Manifest of the Sardegna. (1903, September 23). “New York Passenger Arrival Lists (Ellis Island), 1892-1924,” database with images, FamilySearch (https://familysearch.org/ark:/61903/3:1:33SQ-G16T-KLP?cc=1368704&wc=4FMB-7NB%3A1600272377 : 26 January 2018), Roll 396, vol 718-719, 22 Sep 1903-23 Sep 1903 > image 578 of 683; citing NARA microfilm publication T715 and M237 (Washington D.C.: National Archives and Records Administration, n.d.).

Marriage of Vincenzo Salemi and Lucia Terranova. (1904). Certificate no. 249. NYC DORIS website. Retrieved 29 March 2022 from https://a860-historicalvitalrecords.nyc.gov/view/4571088  

The Murdered Italian Found at Whitecastle. (1903, May 7). Times-Picayune (New Orleans, LA).

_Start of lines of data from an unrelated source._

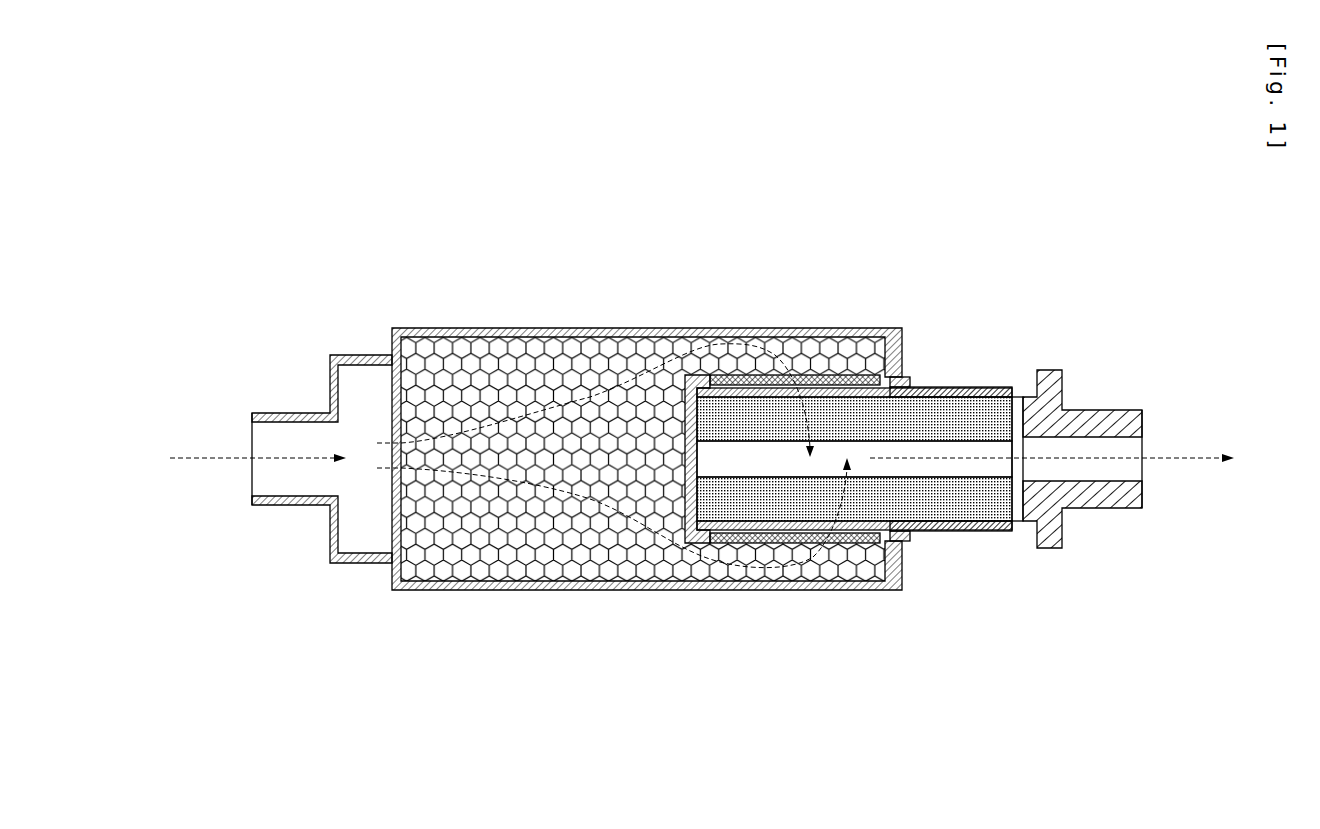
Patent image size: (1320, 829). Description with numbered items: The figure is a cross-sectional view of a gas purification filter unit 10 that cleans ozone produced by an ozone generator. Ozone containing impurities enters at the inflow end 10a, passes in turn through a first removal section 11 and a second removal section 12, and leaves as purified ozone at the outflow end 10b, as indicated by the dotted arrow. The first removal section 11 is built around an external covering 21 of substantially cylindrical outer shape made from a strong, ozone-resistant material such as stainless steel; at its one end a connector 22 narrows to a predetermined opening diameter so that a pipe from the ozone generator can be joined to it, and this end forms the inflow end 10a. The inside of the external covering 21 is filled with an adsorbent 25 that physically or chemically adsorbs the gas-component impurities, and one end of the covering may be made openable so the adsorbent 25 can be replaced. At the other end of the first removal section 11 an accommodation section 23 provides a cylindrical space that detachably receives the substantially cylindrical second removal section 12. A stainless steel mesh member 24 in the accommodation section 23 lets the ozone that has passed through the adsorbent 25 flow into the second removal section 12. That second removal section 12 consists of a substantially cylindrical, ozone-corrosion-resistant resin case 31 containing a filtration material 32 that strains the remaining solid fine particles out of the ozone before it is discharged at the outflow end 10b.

The gas purification filter unit 10 is at (436, 306).
The inflow end 10a is at (252, 482).
The outflow end 10b is at (1143, 441).
The first removal section 11 is at (609, 322).
The second removal section 12 is at (919, 448).
The external covering 21 is at (503, 328).
The connector 22 is at (293, 413).
The accommodation section 23 is at (722, 349).
The mesh member 24 is at (833, 376).
The adsorbent 25 is at (643, 455).
The resin case 31 is at (987, 387).
The filtration material 32 is at (940, 396).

Terranova household. (1900, June 12). Lines 52-59. “United States Census, 1900,” database with images, FamilySearch (https://familysearch.org/ark:/61903/3:1:S3HY-6S7W-S88?cc=1325221&wc=9B7R-HZG%3A1030551901%2C1035804001%2C1036212201 : 5 August 2014), New York > New York County > ED 907 Borough of Manhattan, Election District 21 New York City Ward 32 > image 56 of 92; citing NARA microfilm publication T623 (Washington, D.C.: National Archives and Records Administration, n.d.).

Warner, R., Santino, A., and Van ‘t Riet, L. (2014, May). The early New York mafia: an alternative theory. Informer Journal. Pp. 4+.